I was left with the tin.


It's a nice tin. The lid actually snaps shut and, when knocked onto the floor (not that I would have conducted this experiment *cough), doesn't flop open. It would be a nice little tin for storing things. Therein lies the problem. What do I have that could benefit from storage in a small tin like this with a good fitting lid?

I started at it. I left it on the counter, open, for three days. I washed it out and let it air dry. It screams, "Save me! Use me! I'm ever so versatile!"

In another phase of life, I would have added this to the stash in the basement without even thinking. A tin with a good closing lid, of course it will have a use, some day. In this phase of my life, a tin with a good fitting lid that doesn't have an immediate use will become just another item festooned with dust and cobwebs on the shelf in the basement. I tossed it into the recycling bin.

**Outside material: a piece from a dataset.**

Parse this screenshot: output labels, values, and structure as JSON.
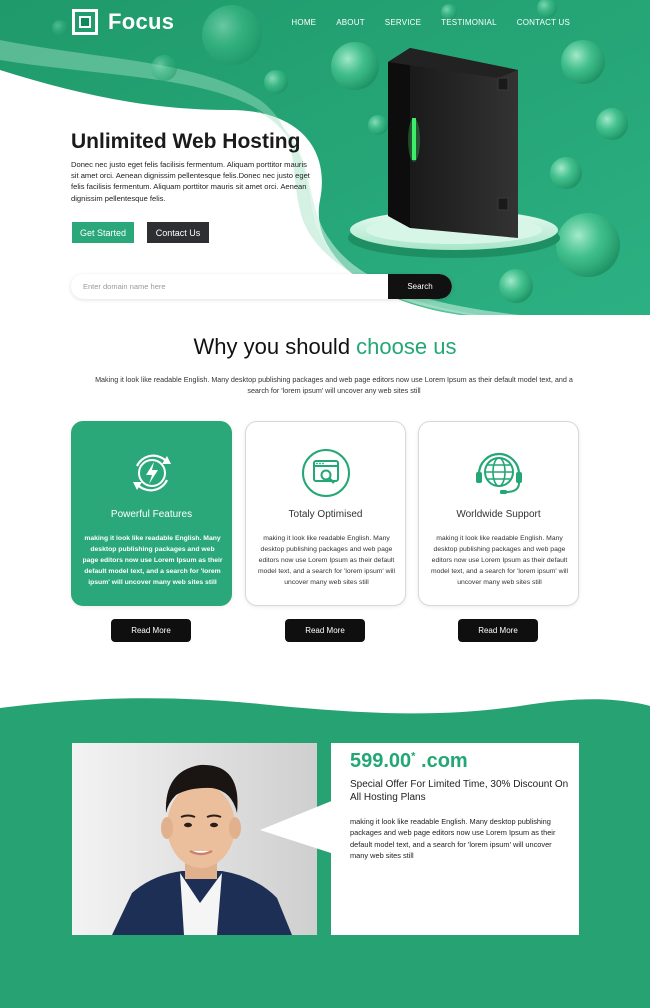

Now, I realize some of my readers are aghast that I would, so casually, toss out a metal tin with a good closing lid. If you really want it, you can have it but you'll have to reimburse me the shipping. While light-weight, I'm going to have to box it to ship. It's not like the pair of scissors I gave away before which could be slipped into a padded envelope. I think, in the recycling bin, I even have a box which I could use. The recycling goes to the curb next Wednesday evening.

This marks a clear departure for me. Reuse and recycle are part and parcel of how I was raised. You don't toss useful items. But I have reached a point in my life where I have to critically evaluate "useful". I want to pare down what I have so everything in the house is of use. I have a serious cleaning project I want to start this weekend. It's part of reinventing how I feel about myself and my life, now that my path has changed. I just can't save everything, no matter how much value I can see in something. Thankfully, I can toss this into the recycling bin and it will get reused.

I felt no remorse about dropping it into the bin. In the past I would have agonized, probably, ultimately adding it to the stuff on the shelves in the basement. Nope. It was as natural an act as recycling the cereal boxes on the counter next to it. Maybe, in some week's time, I'll have that remorse that I got rid of this when I find I could use it to store "x", but that's the way it goes. In finishing off this tea, I now have room on the window sill for several of the kinds Amber gave me for Christmas. I'm looking forward to new tastes.

Beverage:  Lady Gray tea

Deb

1 comment:

  1. I would use it for buttons, but only because I like it better than the series of plastic containers my buttons are in right now.